By Allan Janssen
Despite advances in communication technology, the telephone isn’t going away anytime soon, says customer service trainer Nancy Friedman.
The guest speaker on a recent webinar hosted by software company Kukui, Friedman says shops need to know how to use the telephone effectively, or risk turning off potential customers.
Friedman, who bills herself as “the telephone doctor,” said phones remain the preferred method of communications for about 40% of customers, with texting coming in second, and email trailing behind.
“Phones may change in style, and the way you work them may change, but I’m not seeing it go out of business,” she said. “Nothing beats it as a way to bond with customers.”
A big believer in the Kazan theory of management, which focuses on continuous improvement, Friedman offered a number of tips on improving phone skills during the hour-long seminar. Among them:
* Be careful about the “buffer words” you use to start a phone conversation. “It doesn’t matter how you start, but once you say your name, stop talking,” she advised. “Anything after your name erases your name.”
* Write down the customer’s first name when you hear it. “You don’t want to have to admit you missed it or forgot it. Show them that you listen.”
* There are “killer words” which can derail any phone conversation. Things like “No problem” in place of “You’re welcome,” and “Calm down,” are sure to get a bad reaction from people, so choose your words carefully.

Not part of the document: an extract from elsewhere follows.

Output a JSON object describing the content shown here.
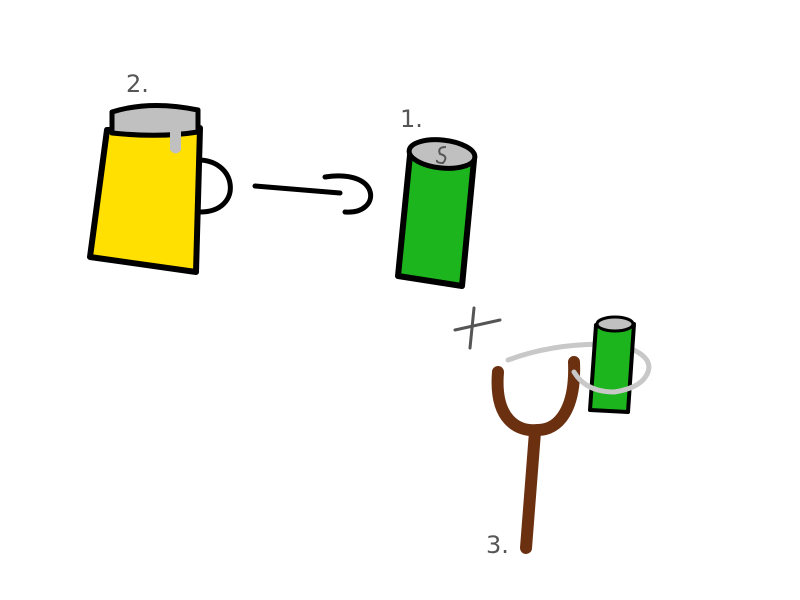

* Never answer with “OK” when the customer relates something problematic or negative. To them it is not OK. Rather, say, “Well, you’ve called the right place.”
* Never be too busy to be nice. Don’t tell people how busy you are. You make people feel like an intrusion and they don’t think they’re getting your full attention.
* Don’t presume. When someone comes in who is going through something difficult, sympathy is a good starting place, but never use empathy unless you truly know what they’re experiencing. “If you haven’t gone through it, there’s no way you can empathize with them,” she said. “You can say, ‘That must be very frustrating’ or ‘I’m so sorry.’ What you are not allowed to say is, ‘I know exactly how you’re feeling.’ Because you can’t.”
* Never answer the phone flippantly or rudely – even if you have call display or are extremely busy. “Be friendly before you know who it is,” she said. “You never know who’s on the line. Never screw around. Keep it professional at all times.”
* Return phone calls promptly. “We’re all busy. This is a priority on someone’s do-to list. Respect that,” she said. “I don’t believe in ignoring phone messages. They have to be acknowledged in some way.”
“Effective listening is critical when it comes to phone conversations,” she said. “Most people hear but they don’t listen.”
In a service business like the auto repair and service industry, careful listening and precise communication are critical ingredients to building customer rapport and loyalty.